Can a company expand geographically to new areas? In my experience, the answer is “not easily” unless the company is a retail or consumer-based company, where the expansion represents new locations to sell goods or services. Several times in my life as an entrepreneur, I’ve gotten to the point in my businesses that I wanted to be able to reach new customers and pools of talent more easily, so I decided to open a second office location. I have subsequently failed at it so many times that I’m going to call myself an indirect expert on the topic.

When I got out of graduate school, I ran a management consulting business, which was a bit of a misnomer since I had no particular expertise other than an MBA, which means I knew a little bit about a lot of things. My consulting business eventually ended up providing consulting services through government contracts and I attempted to start various satellite offices to replicate the success I was having. All of them failed. I run a software company now and we have tried to open physical locations in other places with little more success than I had in my twenties. Even though I was aware of the pitfalls of having the company in multiple locations, I thought that we could be more successful from having learned the lessons from my previous experience. I also thought that a software company would be more scalable than a consulting business so that it would be more possible to be successful. I was wrong.

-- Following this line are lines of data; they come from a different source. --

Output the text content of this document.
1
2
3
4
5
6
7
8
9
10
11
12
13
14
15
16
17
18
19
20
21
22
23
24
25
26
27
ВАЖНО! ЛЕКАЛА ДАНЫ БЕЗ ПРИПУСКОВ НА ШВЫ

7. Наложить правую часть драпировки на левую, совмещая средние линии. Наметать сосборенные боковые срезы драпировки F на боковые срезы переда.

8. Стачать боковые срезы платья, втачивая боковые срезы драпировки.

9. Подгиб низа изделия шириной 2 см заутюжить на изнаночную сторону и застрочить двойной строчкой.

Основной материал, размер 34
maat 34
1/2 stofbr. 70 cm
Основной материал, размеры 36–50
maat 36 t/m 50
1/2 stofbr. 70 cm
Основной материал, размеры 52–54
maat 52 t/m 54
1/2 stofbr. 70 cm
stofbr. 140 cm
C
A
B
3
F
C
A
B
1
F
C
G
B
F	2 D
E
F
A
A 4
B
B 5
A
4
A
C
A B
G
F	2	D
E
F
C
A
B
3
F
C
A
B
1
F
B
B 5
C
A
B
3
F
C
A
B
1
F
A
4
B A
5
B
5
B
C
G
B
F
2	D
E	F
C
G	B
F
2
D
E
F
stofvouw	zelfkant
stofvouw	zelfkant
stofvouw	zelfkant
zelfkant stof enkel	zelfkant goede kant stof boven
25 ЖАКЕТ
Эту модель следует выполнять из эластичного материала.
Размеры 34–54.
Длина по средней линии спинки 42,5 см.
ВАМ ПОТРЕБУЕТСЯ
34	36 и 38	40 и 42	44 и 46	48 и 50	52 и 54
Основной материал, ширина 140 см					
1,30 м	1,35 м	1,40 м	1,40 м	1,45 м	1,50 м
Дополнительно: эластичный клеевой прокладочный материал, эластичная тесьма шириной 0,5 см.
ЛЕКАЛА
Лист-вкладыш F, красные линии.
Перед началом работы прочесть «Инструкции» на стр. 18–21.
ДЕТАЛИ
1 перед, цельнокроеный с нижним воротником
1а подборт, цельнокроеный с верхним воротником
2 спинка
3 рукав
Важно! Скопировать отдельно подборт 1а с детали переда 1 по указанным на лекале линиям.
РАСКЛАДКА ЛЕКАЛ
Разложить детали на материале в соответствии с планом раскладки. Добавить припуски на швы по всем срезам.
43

Here are the reasons why it is difficult (if not impossible) to have different locations for many businesses:

You will need a mini-CEO and/or office manager for each office. It is very difficult to find a person to run, essentially, a separate company in a different physical location than the mother ship, the company’s headquarters. It takes a lot of talent to run a business, and, although a location of a company is not a startup per se, it is sort of its own entity. Finding the right person for this job is especially difficult.
Every company has a culture or feel or set of values. It is very difficult to transfer that set of values to another environment that is physically disparate and removed from the home base, especially when the people in that other location have not been trained or brought up in the mothership. In my experience, each office takes on its own personality and culture, which makes it very difficult to scale the company while preserving its culture. I used to think it was just a problem with my leadership (and it may be), but when we started out years ago we licensed our product to Intuit, and I noticed that they had the exact same problems we did with multiple offices. Every Intuit office that I visited was not 10 percent different from the headquarters–they were like a whole different company. Interestingly, this is one reason why I would rather have employees working from home than working from a different physical location, if that were the choice.
People need to communicate in person. It’s true that technology allows people to do a lot more remotely than before, but you still need the connection and depth of relationship that only comes from close proximity. There’s really not a lot more to say about this. Texting someone has two units of depth out of ten. Email perhaps has three units of value because your emails can be longer. Talking by phone or FaceTime might have five units of value because you get to feel out the person a little bit more, but in-person contact is up around 8 or 9 units of value because there’s no substitute for going face to face with someone.
It is hard enough to run a business with one office location, so carefully consider both the tangible and intangible costs of opening a satellite office before taking the leap.